The Darkness – Masters of the Universe
Queen-Gitarrist Brian May hat für den Soundtrack von Daniel Pemberton bereits zu Eternia soliert, nun steuern The Darkness den Titelsong für den anvisierten Blockbuster Masters of the Universe bei.
„When He-Man asked whether we could provide some music for his forthcoming biopic Masters of the Universe, we dusted off our trusty loincloths, assembled in the courtyard of Castle Darkness and bellowed in unison WE HAVE THE POWER! Also, Brian May was there” sagen The Darkness 46 Jahre nach Flash Gordon (respektive wenige Monate nach dem starken Dreams in Toast bzw. vor dem Erscheinen ihrer Best of Compilation Crock Of Hits) und fühlen sich als untrügliche Queen-Schüler alleine schon auf dem Papier wie die ideale Wahl als Titelsong-Lieferanten für die Mattel-Action-Helden an: Ihr mit in den 80ern steckende Hard und Glam Rock kann in seiner hingebungsvoll cheesy all in gehenden Ästhetik die hierfür geforderte catchy Schmissigkeit und epische Geste an sich auch heute, lange nach den Heydays der Band, im Idealfall immer noch generieren.
Leider gelingt dies Masters of the Universe aber nicht. Zumindest nicht ganz.
Denn die Band setzt theoretisch die richtigen Hebel an, steigt mit choralen Andeutungen ein, steht für den heavier schleppend-schunkelnden Refrain heroisch am schwankenden Deck und gerade der Einstieg in die galoppierende Strophe macht wirklich Bock. Alles ist catchy und nachhaltig. Authetisch.

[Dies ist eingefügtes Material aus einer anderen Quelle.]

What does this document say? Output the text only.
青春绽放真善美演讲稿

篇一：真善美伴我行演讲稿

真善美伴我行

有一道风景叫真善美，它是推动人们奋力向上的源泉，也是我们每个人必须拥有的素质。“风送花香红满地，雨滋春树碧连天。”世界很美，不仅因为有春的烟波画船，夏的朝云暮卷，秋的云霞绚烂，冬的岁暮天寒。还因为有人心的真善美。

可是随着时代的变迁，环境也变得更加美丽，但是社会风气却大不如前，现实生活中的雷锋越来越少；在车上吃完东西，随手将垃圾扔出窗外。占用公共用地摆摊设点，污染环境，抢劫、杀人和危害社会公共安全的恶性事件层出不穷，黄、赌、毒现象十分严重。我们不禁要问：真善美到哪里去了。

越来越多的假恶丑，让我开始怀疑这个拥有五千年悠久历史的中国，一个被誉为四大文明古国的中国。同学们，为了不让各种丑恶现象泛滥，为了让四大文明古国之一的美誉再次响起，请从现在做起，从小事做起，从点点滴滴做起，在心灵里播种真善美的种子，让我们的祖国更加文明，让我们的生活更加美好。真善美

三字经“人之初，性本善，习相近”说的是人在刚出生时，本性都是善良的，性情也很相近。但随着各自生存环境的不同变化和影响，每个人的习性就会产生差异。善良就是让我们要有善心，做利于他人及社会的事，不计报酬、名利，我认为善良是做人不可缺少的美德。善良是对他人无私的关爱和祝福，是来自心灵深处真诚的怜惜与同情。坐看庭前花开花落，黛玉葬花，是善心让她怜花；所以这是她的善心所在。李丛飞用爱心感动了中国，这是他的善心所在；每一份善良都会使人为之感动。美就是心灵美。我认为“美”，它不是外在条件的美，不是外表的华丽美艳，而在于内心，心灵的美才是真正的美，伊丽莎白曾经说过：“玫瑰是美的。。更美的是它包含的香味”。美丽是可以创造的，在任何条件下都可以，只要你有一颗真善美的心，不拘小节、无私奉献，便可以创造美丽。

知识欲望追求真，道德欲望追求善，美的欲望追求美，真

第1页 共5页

Doch der Hook und Melodie fehlt in letzter Konsequenz auch einfach der Killer-Instinkt, um wirklich ikonisch aufzugehen. Und wenn der Song hinten raus Schwung nimmt, um zu einem heroischen Ritt zu werden, drehen The Darkness zudem ohne extatischen Klimax den Schwanz einziehend ab, lassen das plötzlich zügellos scheinende Momentum einfach verpuffen und schließen den Rahmen zum Einstieg, anstatt ein spektakuläres Finale von der Leine zu lassen.

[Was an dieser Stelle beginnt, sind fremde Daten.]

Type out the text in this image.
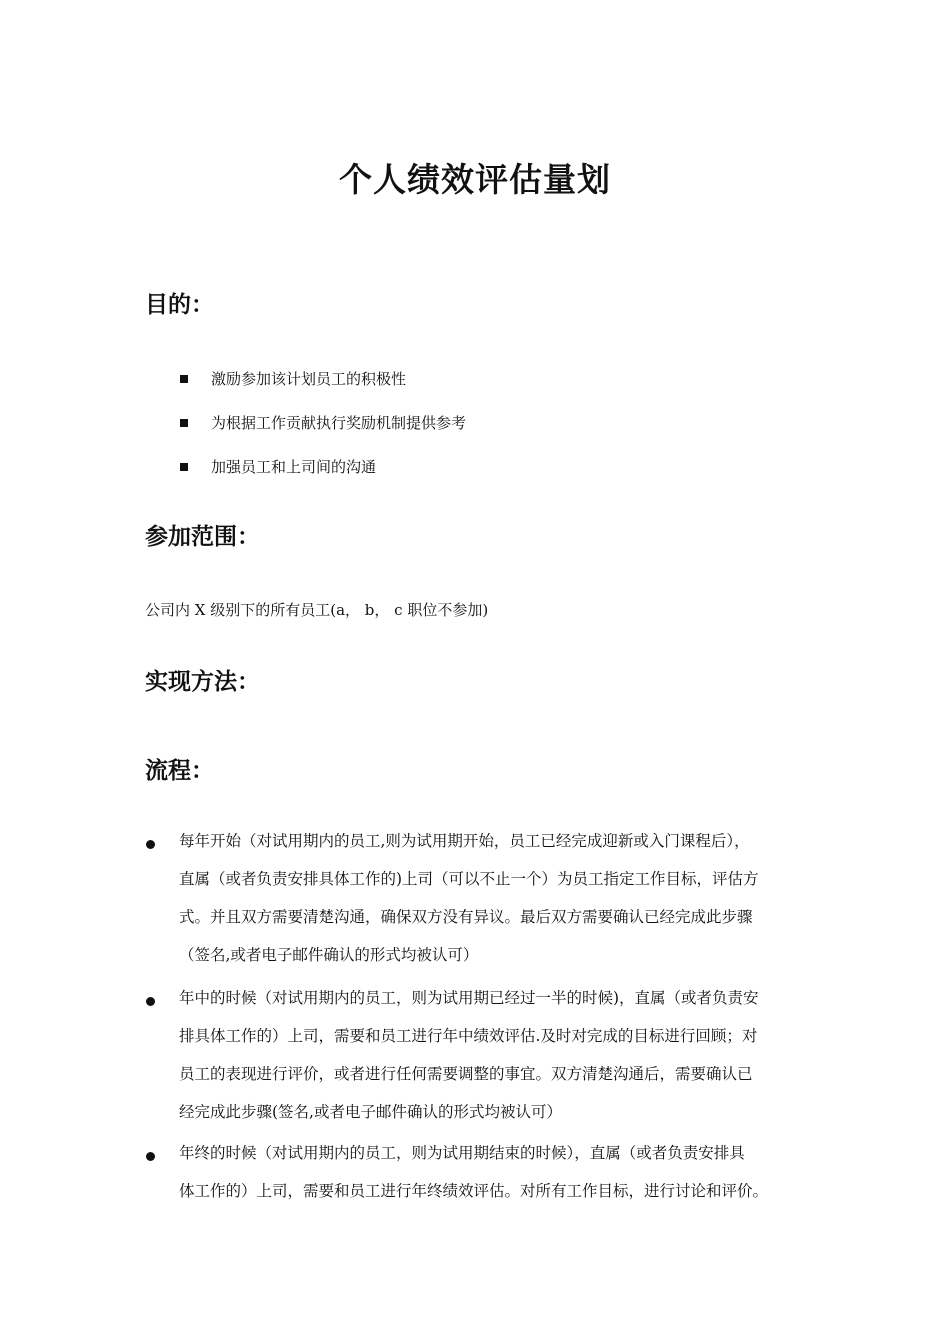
个人绩效评估量划
目的：
激励参加该计划员工的积极性
为根据工作贡献执行奖励机制提供参考
加强员工和上司间的沟通
参加范围：
公司内 X 级别下的所有员工(a， b， c 职位不参加)
实现方法：
流程：
每年开始（对试用期内的员工,则为试用期开始，员工已经完成迎新或入门课程后），
直属（或者负责安排具体工作的)上司（可以不止一个）为员工指定工作目标，评估方
式。并且双方需要清楚沟通，确保双方没有异议。最后双方需要确认已经完成此步骤
（签名,或者电子邮件确认的形式均被认可）
年中的时候（对试用期内的员工，则为试用期已经过一半的时候)，直属（或者负责安
排具体工作的）上司，需要和员工进行年中绩效评估.及时对完成的目标进行回顾；对
员工的表现进行评价，或者进行任何需要调整的事宜。双方清楚沟通后，需要确认已
经完成此步骤(签名,或者电子邮件确认的形式均被认可）
年终的时候（对试用期内的员工，则为试用期结束的时候），直属（或者负责安排具
体工作的）上司，需要和员工进行年终绩效评估。对所有工作目标，进行讨论和评价。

Kurzum: Masters of the Universe ist ein (mit Fanbrille[n] sehr) guter The Darkness-Banger (der durch seine Lords of Power-Referenz auch gerade noch ein Aufrunden der Bewertung verdient), aber so ganz ohne Magie nicht die überwältigende Machtdemonstration, die die Thematik subjektiv verlangt hätte.